Nourissier déroule ensuite la biographie de cet homme sans qualités, on le découvre velléitaire dès son plus jeune âge, étudiant peu impliqué, médecin militaire mollement prisonnier et amoureux tiède. Fargeau se glisse facilement dans le conformisme bourgeois de sa belle-famille, se laisse porter par la vie, ne vibrant que pour la politique dans laquelle il est, sans surprise, du camp des conservateurs.
Viendront les années quatre-vingt, le temps de la retraite où devenu veuf Albin Fargeau sera pris par la peur du vide et de la déchéance. Se retirant dans le village de Maussade (!) il s'attache à faire revivre une ancienne maison de charité dont il devient, comme de son corps,
le gardien des ruines.
Grand roman classique à la française que pourrait avoir écrit
Balzac,
le gardien des ruines permet à
François Nourissier de s'acharner sur l'esprit bourgeois sa victime préférée. Il le fait dans une langue magnifique, incisive et mordante qui crucifie en quelques mots : « Les de Juzy (..) soutenus qu'ils sont, comme par une bouée, par l'idée qu'ils se font d'eux-mêmes ». L'époque en prend aussi pour son grade, comme tous les ancêtres, Fargeau/Nourissier n'aime pas son époque et ne se gène pas pour le dire.

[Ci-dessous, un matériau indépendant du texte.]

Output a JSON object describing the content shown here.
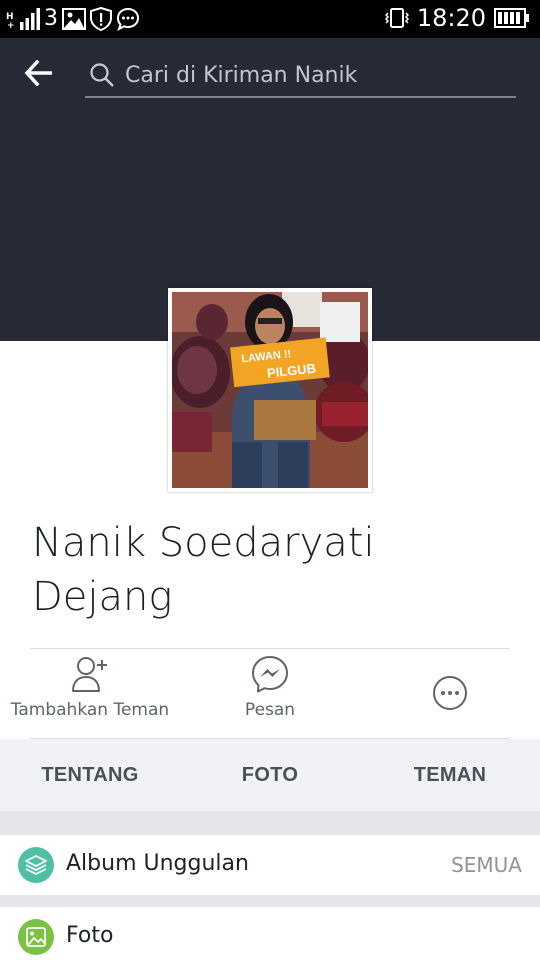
{
  "status_bar": {
    "network": "3",
    "time": "18:20",
    "icons": [
      "h-plus-icon",
      "signal-icon",
      "image-notification-icon",
      "shield-notification-icon",
      "chat-notification-icon",
      "vibrate-icon",
      "battery-icon"
    ]
  },
  "header": {
    "back_icon": "arrow-left-icon",
    "search_placeholder": "Cari di Kiriman Nanik",
    "search_icon": "search-icon"
  },
  "profile": {
    "name_line1": "Nanik Soedaryati",
    "name_line2": "Dejang",
    "photo_sign_text": "LAWAN !! PILGUB"
  },
  "actions": [
    {
      "label": "Tambahkan Teman",
      "icon": "add-friend-icon"
    },
    {
      "label": "Pesan",
      "icon": "messenger-icon"
    },
    {
      "label": "",
      "icon": "more-icon"
    }
  ],
  "tabs": [
    "TENTANG",
    "FOTO",
    "TEMAN"
  ],
  "sections": [
    {
      "label": "Album Unggulan",
      "link": "SEMUA",
      "icon": "album-stack-icon",
      "color": "#4fbfa5"
    },
    {
      "label": "Foto",
      "icon": "photo-icon",
      "color": "#7bc143"
    }
  ],
  "colors": {
    "header_bg": "#252a36",
    "tabs_bg": "#f0f2f5",
    "text": "#1d2129"
  }
}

Mais le plus percutant du roman est la vision de la vieillesse livrée par l'auteur, il est sans pitié pour les défaillances du corps et de l'esprit. Il ne laisse passer aucun des renoncements qu'impose l'âge. le malheureux Albin, qui plus est médecin, examine en scientifique sa course à l'abime, il ne s'épargne rien pas plus qu'il ne s'apitoie ou ne se leurre. Nourissier est le chantre du muscle affaibli, de la mémoire défaillante et du sexe mou. A vous dégouter de vieillir mais à vous donner envie de lire avec un peu de masochisme.